Destroyer says acidic opening of an epoxide always leads to the more substituted product, while my textbook says it shows both SN2 and SN1 characteristics, leading to a more substituted product when a tertiary carbon is present and less substituted product when a primary and secondary are present.

Does acidic opening of an expoxide always occur on the more substituted side like destoryer says?


Question number two...

Ethers are unreactive unless treated with a strong acid. Does the cleavage always occur to produce the more substituted product too? Book says an ether with only a primary and secondary alkyl group will undergo SN2 attck and produce the less substituted (less hindered) product, while if there is a tertiary, benzyllic, or allylic group, it will undergo SN1 (or E1 at low temp which is weird cuz Elimination is usually high temps...some sort of kenetic control?) and produce the more substituted product. (bascially same explanation for epoxide but this time for ethers)

 

[UCB05]

Saw a thread like this, but there was only one reply. Looking for more people to comment on this.

Destroyer says acidic opening of an epoxide always leads to the more substituted product, while my textbook says it shows both SN2 and SN1 characteristics, leading to a more substituted product when a tertiary carbon is present and less substituted product when a primary and secondary are present.

Does acidic opening of an expoxide always occur on the more substituted side like destoryer says?

In general you should follow the destroyer guideline. Acid-catalyzed epoxide opening favors the more substituted product because protonation of the oxygen creates a good -OH+ leaving group. The ring opens in Sn1 manner with the more substituted carbocation which then is attacked by a nucleophile.

Base-catalyzed opening favors the less substituted product because the base attacks the less-substituted carbon in a Sn2 manner to open the ring.

 

[americanpierg]

In general you should follow the destroyer guideline. Acid-catalyzed epoxide opening favors the more substituted product because protonation of the oxygen creates a good -OH+ leaving group. The ring opens in Sn1 manner with the more substituted carbocation which then is attacked by a nucleophile.

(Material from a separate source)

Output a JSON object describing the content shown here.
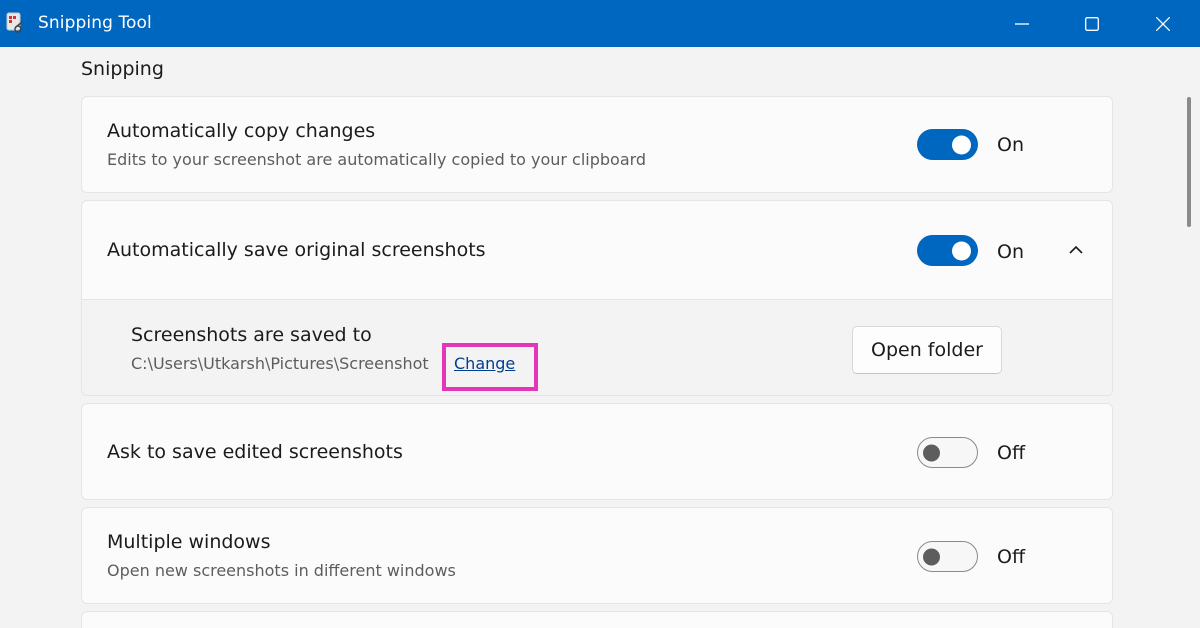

Base-catalyzed opening favors the less substituted product because the base attacks the less-substituted carbon in a Sn2 manner to open the ring.

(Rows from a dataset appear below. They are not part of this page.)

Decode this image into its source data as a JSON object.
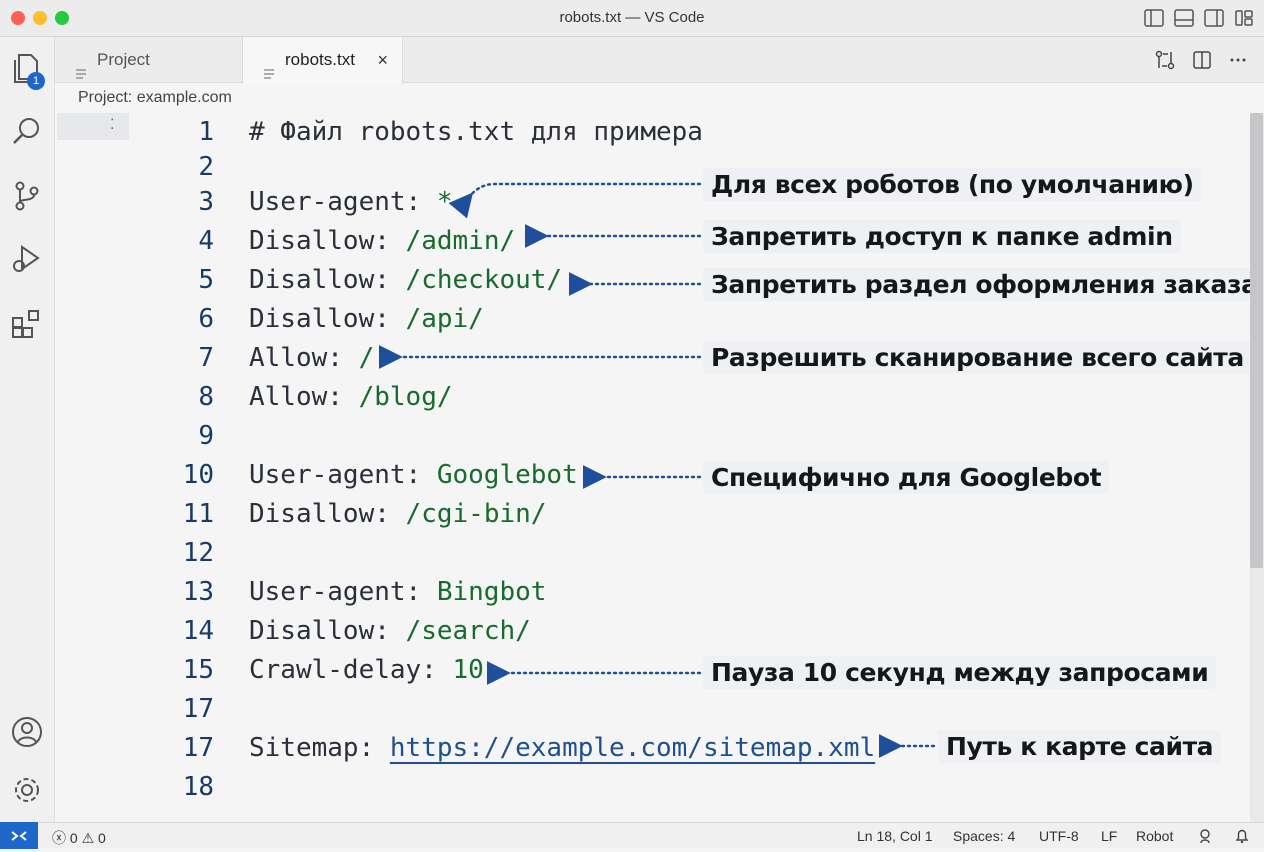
{
  "window": {
    "title": "robots.txt — VS Code"
  },
  "activity": {
    "badge_count": "1"
  },
  "tabs": [
    {
      "label": "Project",
      "active": false
    },
    {
      "label": "robots.txt",
      "active": true,
      "close": "×"
    }
  ],
  "breadcrumb": "Project: example.com",
  "editor": {
    "lines": [
      {
        "num": "1",
        "text": "# Файл robots.txt для примера"
      },
      {
        "num": "2",
        "text": ""
      },
      {
        "num": "3",
        "key": "User-agent: ",
        "value": "*"
      },
      {
        "num": "4",
        "key": "Disallow: ",
        "value": "/admin/"
      },
      {
        "num": "5",
        "key": "Disallow: ",
        "value": "/checkout/"
      },
      {
        "num": "6",
        "key": "Disallow: ",
        "value": "/api/"
      },
      {
        "num": "7",
        "key": "Allow: ",
        "value": "/"
      },
      {
        "num": "8",
        "key": "Allow: ",
        "value": "/blog/"
      },
      {
        "num": "9",
        "text": ""
      },
      {
        "num": "10",
        "key": "User-agent: ",
        "value": "Googlebot"
      },
      {
        "num": "11",
        "key": "Disallow: ",
        "value": "/cgi-bin/"
      },
      {
        "num": "12",
        "text": ""
      },
      {
        "num": "13",
        "key": "User-agent: ",
        "value": "Bingbot"
      },
      {
        "num": "14",
        "key": "Disallow: ",
        "value": "/search/"
      },
      {
        "num": "15",
        "key": "Crawl-delay: ",
        "value": "10"
      },
      {
        "num": "17",
        "text": ""
      },
      {
        "num": "17",
        "key": "Sitemap: ",
        "value": "https://example.com/sitemap.xml"
      },
      {
        "num": "18",
        "text": ""
      }
    ],
    "annotations": [
      "Для всех роботов (по умолчанию)",
      "Запретить доступ к папке admin",
      "Запретить раздел оформления заказа",
      "Разрешить сканирование всего сайта",
      "Специфично для Googlebot",
      "Пауза 10 секунд между запросами",
      "Путь к карте сайта"
    ]
  },
  "status": {
    "errors": "0",
    "warnings": "0",
    "position": "Ln 18, Col 1",
    "spaces": "Spaces: 4",
    "encoding": "UTF-8",
    "eol": "LF",
    "language": "Robot"
  },
  "colors": {
    "accent": "#1f66c9",
    "value": "#176b2c",
    "arrow": "#1f4f9a"
  }
}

The OH group never leaves though? The reasoning behind it would be more than I would need to know anyways so ill just memorize it and move on.

Question number two...

Ethers are unreactive unless treated with a strong acid. Does the cleavage always occur to produce the more substituted product too? Book says an ether with only a primary and secondary alkyl group will undergo SN2 attck and produce the less substituted (less hindered) product, while if there is a tertiary, benzyllic, or allylic group, it will undergo SN1 (or E1 at low temp which is weird cuz Elimination is usually high temps...some sort of kenetic control?) and produce the more substituted product. (bascially same explanation for epoxide but this time for ethers)

 

[akeurogh]

The OH group never leaves though? The reasoning behind it would be more than I would need to know anyways so ill just memorize it and move on.

Question number two...

Ethers are unreactive unless treated with a strong acid. Does the cleavage always occur to produce the more substituted product? Book says an ether with only a primary and secondary alkyl group will undergo SN2 attck and produce the less substituted (less hindered) product, while if there is a tertiary, benzyllic, or allylic group, it will undergo SN1 (or E1 at low temp which is weird cuz Elimination is usually high temps...) and produce the more substituted product. (bascially same explanation for epoxide but this time for ethers)

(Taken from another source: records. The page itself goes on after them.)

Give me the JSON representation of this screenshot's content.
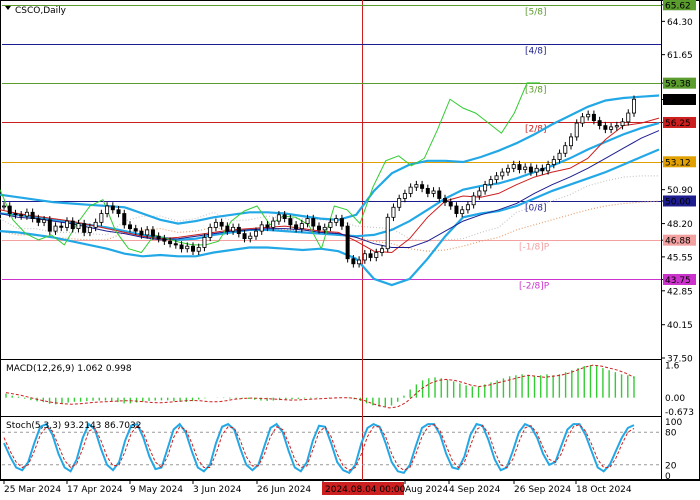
{
  "chart_data": [
    {
      "type": "candlestick",
      "title": "CSCO,Daily",
      "ylim": [
        37.5,
        66.0
      ],
      "x_ticks": [
        "25 Mar 2024",
        "17 Apr 2024",
        "9 May 2024",
        "3 Jun 2024",
        "26 Jun 2024",
        "2024.08.04 00:00",
        "Aug 2024",
        "4 Sep 2024",
        "26 Sep 2024",
        "18 Oct 2024"
      ],
      "y_ticks": [
        "65.62",
        "64.30",
        "61.65",
        "59.38",
        "58.08",
        "56.25",
        "53.12",
        "50.90",
        "50.00",
        "48.20",
        "46.88",
        "45.55",
        "43.75",
        "42.85",
        "40.15",
        "37.50"
      ],
      "cursor_label": "2024.08.04 00:00",
      "murrey_levels": [
        {
          "label": "[5/8]",
          "value": 65.62,
          "color": "#5a9c2d"
        },
        {
          "label": "[4/8]",
          "value": 62.5,
          "color": "#1d1d8f"
        },
        {
          "label": "[3/8]",
          "value": 59.38,
          "color": "#5a9c2d"
        },
        {
          "label": "[2/8]",
          "value": 56.25,
          "color": "#cc1f1f"
        },
        {
          "label": "",
          "value": 53.12,
          "color": "#e0a000"
        },
        {
          "label": "[0/8]",
          "value": 50.0,
          "color": "#1d1d8f"
        },
        {
          "label": "[-1/8]P",
          "value": 46.88,
          "color": "#f2a0a0"
        },
        {
          "label": "[-2/8]P",
          "value": 43.75,
          "color": "#cc33cc"
        }
      ],
      "last_price": "58.08",
      "close_series": [
        49.6,
        49.0,
        48.9,
        48.8,
        49.1,
        48.6,
        48.3,
        48.5,
        47.6,
        48.0,
        47.9,
        48.4,
        47.8,
        48.2,
        47.5,
        47.9,
        48.3,
        49.0,
        49.6,
        49.3,
        49.0,
        48.1,
        47.8,
        47.6,
        47.3,
        47.7,
        47.2,
        47.0,
        46.8,
        46.6,
        46.5,
        46.2,
        46.4,
        46.0,
        46.3,
        47.1,
        47.9,
        48.3,
        48.0,
        47.6,
        47.9,
        47.4,
        47.0,
        47.2,
        47.6,
        48.1,
        47.9,
        48.4,
        48.9,
        48.6,
        48.1,
        47.8,
        48.2,
        48.6,
        48.0,
        47.7,
        47.9,
        48.3,
        48.6,
        48.0,
        45.4,
        45.0,
        45.3,
        45.8,
        45.5,
        45.9,
        46.2,
        48.7,
        49.5,
        50.2,
        50.6,
        51.1,
        51.3,
        51.0,
        50.6,
        50.8,
        50.2,
        49.9,
        49.6,
        49.0,
        49.3,
        49.7,
        50.4,
        50.8,
        51.3,
        51.7,
        52.0,
        52.3,
        52.6,
        52.9,
        52.5,
        52.7,
        52.3,
        52.6,
        52.4,
        52.9,
        53.3,
        53.8,
        54.4,
        55.1,
        56.2,
        56.7,
        56.9,
        56.4,
        56.0,
        55.7,
        55.9,
        56.0,
        56.3,
        57.0,
        58.1
      ],
      "bollinger": {
        "middle": [
          49.0,
          48.9,
          48.7,
          48.5,
          48.3,
          48.1,
          47.9,
          47.6,
          47.3,
          47.1,
          46.9,
          47.0,
          47.3,
          47.5,
          47.7,
          47.7,
          47.6,
          47.5,
          47.4,
          47.3,
          47.2,
          47.3,
          47.7,
          48.4,
          49.3,
          50.2,
          50.9,
          51.2,
          51.4,
          51.8,
          52.3,
          52.8,
          53.4,
          54.1,
          54.7,
          55.3,
          55.8,
          56.2
        ],
        "upper": [
          50.5,
          50.3,
          50.1,
          49.9,
          49.8,
          49.7,
          49.6,
          49.5,
          49.0,
          48.5,
          48.2,
          48.4,
          48.7,
          48.9,
          49.1,
          49.1,
          49.0,
          48.8,
          48.6,
          48.5,
          48.9,
          50.8,
          52.2,
          52.9,
          53.2,
          53.2,
          53.1,
          53.5,
          54.0,
          54.6,
          55.3,
          56.1,
          56.8,
          57.5,
          58.0,
          58.2,
          58.3,
          58.4
        ],
        "lower": [
          47.6,
          47.5,
          47.3,
          47.1,
          46.8,
          46.5,
          46.2,
          45.8,
          45.6,
          45.7,
          45.6,
          45.6,
          45.9,
          46.1,
          46.3,
          46.3,
          46.2,
          46.1,
          46.2,
          46.0,
          45.4,
          43.8,
          43.3,
          43.8,
          45.4,
          47.2,
          48.7,
          49.0,
          49.2,
          49.6,
          50.2,
          50.8,
          51.3,
          51.8,
          52.3,
          52.9,
          53.5,
          54.1
        ]
      },
      "envelope_upper": [
        48.6,
        47.8,
        47.8,
        47.5,
        47.5,
        47.4,
        47.3,
        48.4,
        48.8,
        48.8,
        48.4,
        48.6,
        49.1,
        48.4,
        48.5,
        48.8,
        48.6,
        48.6,
        48.5,
        48.4,
        48.0,
        47.9,
        47.8,
        47.0,
        46.8,
        46.9,
        47.0,
        47.5,
        47.9,
        49.1,
        49.6,
        50.0,
        50.5,
        51.2,
        51.6,
        51.9,
        52.0,
        52.0
      ],
      "envelope_lower": [
        47.6,
        47.3,
        47.3,
        47.1,
        47.0,
        46.9,
        46.9,
        47.5,
        47.7,
        47.8,
        47.5,
        47.6,
        47.9,
        47.6,
        47.7,
        47.9,
        47.7,
        47.7,
        47.6,
        47.4,
        47.1,
        46.8,
        46.6,
        46.2,
        46.0,
        46.1,
        46.4,
        46.8,
        47.1,
        47.7,
        48.1,
        48.5,
        48.9,
        49.3,
        49.6,
        49.8,
        49.9,
        50.0
      ],
      "lagging_line": [
        50.9,
        48.5,
        47.4,
        46.9,
        47.3,
        46.5,
        48.2,
        49.6,
        50.1,
        47.6,
        46.2,
        45.9,
        47.3,
        47.0,
        46.7,
        46.5,
        46.5,
        46.8,
        48.4,
        49.2,
        49.6,
        48.1,
        48.8,
        48.7,
        48.1,
        46.2,
        49.6,
        49.3,
        48.2,
        51.1,
        53.2,
        53.6,
        52.8,
        53.4,
        55.6,
        58.1,
        57.4,
        57.0,
        56.2,
        55.4,
        57.0,
        59.4,
        59.4
      ],
      "red_line": [
        49.3,
        49.0,
        48.8,
        48.6,
        48.4,
        48.1,
        47.8,
        47.5,
        47.2,
        47.0,
        47.1,
        47.3,
        47.5,
        47.7,
        47.8,
        47.9,
        48.0,
        47.8,
        47.6,
        47.5,
        46.8,
        46.0,
        45.9,
        47.0,
        48.7,
        50.0,
        50.4,
        50.3,
        50.6,
        51.3,
        51.9,
        52.3,
        52.6,
        53.4,
        54.9,
        56.0,
        56.2,
        56.6
      ],
      "blue_line": [
        49.0,
        48.7,
        48.6,
        48.4,
        48.2,
        47.9,
        47.6,
        47.4,
        47.1,
        46.9,
        47.0,
        47.2,
        47.4,
        47.6,
        47.7,
        47.8,
        47.8,
        47.7,
        47.5,
        47.4,
        47.1,
        46.6,
        46.3,
        46.3,
        46.8,
        47.6,
        48.4,
        48.9,
        49.3,
        49.8,
        50.6,
        51.3,
        51.9,
        52.6,
        53.4,
        54.2,
        55.0,
        55.6
      ]
    },
    {
      "type": "bar",
      "title": "MACD(12,26,9) 1.062 0.998",
      "y_ticks": [
        "1.6",
        "0.00",
        "-0.673"
      ],
      "ylim": [
        -0.85,
        1.85
      ],
      "histogram": [
        0.2,
        0.1,
        0.05,
        -0.05,
        -0.12,
        -0.18,
        -0.22,
        -0.3,
        -0.33,
        -0.3,
        -0.24,
        -0.2,
        -0.2,
        -0.17,
        -0.15,
        -0.14,
        -0.14,
        -0.17,
        -0.22,
        -0.28,
        -0.28,
        -0.24,
        -0.2,
        -0.16,
        -0.14,
        -0.13,
        -0.13,
        -0.17,
        -0.2,
        -0.21,
        -0.17,
        -0.09,
        -0.03,
        0.0,
        -0.01,
        -0.02,
        -0.04,
        -0.05,
        -0.04,
        -0.06,
        -0.1,
        -0.14,
        -0.16,
        -0.14,
        -0.12,
        -0.1,
        -0.08,
        -0.06,
        -0.04,
        -0.03,
        -0.02,
        0.0,
        0.02,
        0.02,
        0.0,
        -0.02,
        -0.08,
        -0.16,
        -0.28,
        -0.38,
        -0.44,
        -0.45,
        -0.38,
        -0.2,
        0.1,
        0.4,
        0.65,
        0.85,
        0.95,
        1.0,
        0.95,
        0.88,
        0.8,
        0.7,
        0.6,
        0.55,
        0.55,
        0.65,
        0.75,
        0.85,
        0.95,
        1.05,
        1.1,
        1.15,
        1.1,
        1.05,
        1.1,
        1.15,
        1.1,
        1.15,
        1.25,
        1.35,
        1.45,
        1.55,
        1.6,
        1.55,
        1.45,
        1.35,
        1.25,
        1.15,
        1.1,
        1.05
      ],
      "signal": [
        0.25,
        0.18,
        0.1,
        0.0,
        -0.1,
        -0.18,
        -0.25,
        -0.3,
        -0.32,
        -0.3,
        -0.26,
        -0.22,
        -0.2,
        -0.18,
        -0.16,
        -0.15,
        -0.17,
        -0.2,
        -0.24,
        -0.25,
        -0.22,
        -0.18,
        -0.15,
        -0.14,
        -0.16,
        -0.2,
        -0.2,
        -0.15,
        -0.08,
        -0.04,
        -0.02,
        -0.03,
        -0.05,
        -0.07,
        -0.1,
        -0.12,
        -0.11,
        -0.08,
        -0.06,
        -0.04,
        -0.02,
        0.0,
        0.0,
        -0.05,
        -0.15,
        -0.3,
        -0.42,
        -0.5,
        -0.45,
        -0.25,
        0.1,
        0.45,
        0.7,
        0.85,
        0.9,
        0.85,
        0.75,
        0.62,
        0.55,
        0.6,
        0.7,
        0.8,
        0.9,
        1.0,
        1.1,
        1.05,
        1.0,
        1.05,
        1.1,
        1.2,
        1.35,
        1.5,
        1.6,
        1.55,
        1.45,
        1.35,
        1.2,
        1.0
      ]
    },
    {
      "type": "line",
      "title": "Stoch(5,3,3) 93.2143 86.7032",
      "y_ticks": [
        "100",
        "80",
        "20",
        "0"
      ],
      "ylim": [
        -8,
        108
      ],
      "k": [
        60,
        35,
        15,
        10,
        25,
        60,
        90,
        95,
        75,
        40,
        15,
        8,
        30,
        70,
        95,
        85,
        50,
        20,
        10,
        25,
        65,
        92,
        95,
        70,
        35,
        12,
        15,
        50,
        85,
        95,
        80,
        45,
        15,
        8,
        20,
        60,
        90,
        95,
        85,
        50,
        20,
        10,
        20,
        55,
        88,
        95,
        80,
        45,
        15,
        8,
        25,
        65,
        92,
        90,
        60,
        25,
        10,
        5,
        20,
        60,
        88,
        95,
        90,
        60,
        25,
        8,
        5,
        20,
        55,
        88,
        95,
        95,
        75,
        40,
        15,
        12,
        35,
        75,
        95,
        92,
        65,
        30,
        10,
        15,
        45,
        80,
        95,
        90,
        70,
        40,
        20,
        25,
        55,
        85,
        95,
        95,
        75,
        45,
        15,
        8,
        20,
        45,
        70,
        88,
        93
      ],
      "d": [
        70,
        45,
        25,
        15,
        20,
        45,
        75,
        90,
        82,
        55,
        28,
        15,
        22,
        50,
        82,
        88,
        65,
        35,
        18,
        20,
        45,
        78,
        92,
        80,
        50,
        25,
        15,
        35,
        70,
        90,
        85,
        60,
        30,
        15,
        15,
        40,
        75,
        90,
        88,
        65,
        35,
        18,
        18,
        40,
        72,
        90,
        85,
        60,
        30,
        15,
        18,
        48,
        80,
        90,
        72,
        40,
        18,
        10,
        15,
        40,
        72,
        90,
        90,
        72,
        40,
        18,
        10,
        15,
        40,
        72,
        90,
        94,
        82,
        55,
        28,
        15,
        25,
        55,
        85,
        92,
        78,
        45,
        20,
        15,
        30,
        62,
        88,
        92,
        78,
        52,
        30,
        25,
        40,
        70,
        90,
        94,
        82,
        58,
        30,
        15,
        15,
        32,
        58,
        80,
        87
      ]
    }
  ]
}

your book sounds like its making things a little bit complicated.

 

[americanpierg]

your book sounds like its making things a little bit complicated.

its mcmurry 6th ed, its really a great book because it explains everything very well and a very easy read.

just noticed the destroyer discrepency and went back to book to check if i had read and memorized it wrong the first time through, seems the book was just wrong.

Acidic epoxide opening was wrong, but now im wondering if acidic ether opening was wrong too or not.

 

[UCB05]

The OH group never leaves though? The reasoning behind it would be more than I would need to know anyways so ill just memorize it and move on.

Question number two...

Ethers are unreactive unless treated with a strong acid. Does the cleavage always occur to produce the more substituted product? Book says an ether with only a primary and secondary alkyl group will undergo SN2 attck and produce the less substituted (less hindered) product, while if there is a tertiary, benzyllic, or allylic group, it will undergo SN1 (or E1 at low temp which is weird cuz Elimination is usually high temps...) and produce the more substituted product. (bascially same explanation for epoxide but this time for ethers)

The -OH+ group leaves off one side of the epoxide, yes, but stays attached to the molecule on the other epoxide ring carbon. This is a little bit different from ethers because the epoxide, being a 3-molecule ring, is already under significant ring strain and so is more amenable to the Sn1 character reaction which opens up the ring before nucelophilic attack. I could imagine an ether, being free of any sort of bond strain, might require a little push by a nucleophile to get the bond breaking reaction going, hence more Sn2 character (which favors attack at the less substituted carbon). Your book still implies that if the intermediate formed while the alkoxide leaves is stable, i.e. tertiary, benzyllic or allylic, the reaction proceeds by Sn1 mechanism.

Even so, imo this is a lot deeper than you'll need to know for the DAT

 

[americanpierg]

The -OH+ group leaves off one side of the epoxide, yes, but stays attached to the molecule on the other epoxide ring carbon. This is a little bit different from ethers because the epoxide, being a 3-molecule ring, is already under significant ring strain and so is more amenable to the Sn1 character reaction which opens up the ring before nucelophilic attack. I could imagine an ether, being free of any sort of bond strain, might require a little push by a nucleophile to get the bond breaking reaction going, hence more Sn2 character (which favors attack at the less substituted carbon). Your book still implies that if the intermediate formed while the alkoxide leaves is stable, i.e. tertiary, benzyllic or allylic, the reaction proceeds by Sn1 mechanism.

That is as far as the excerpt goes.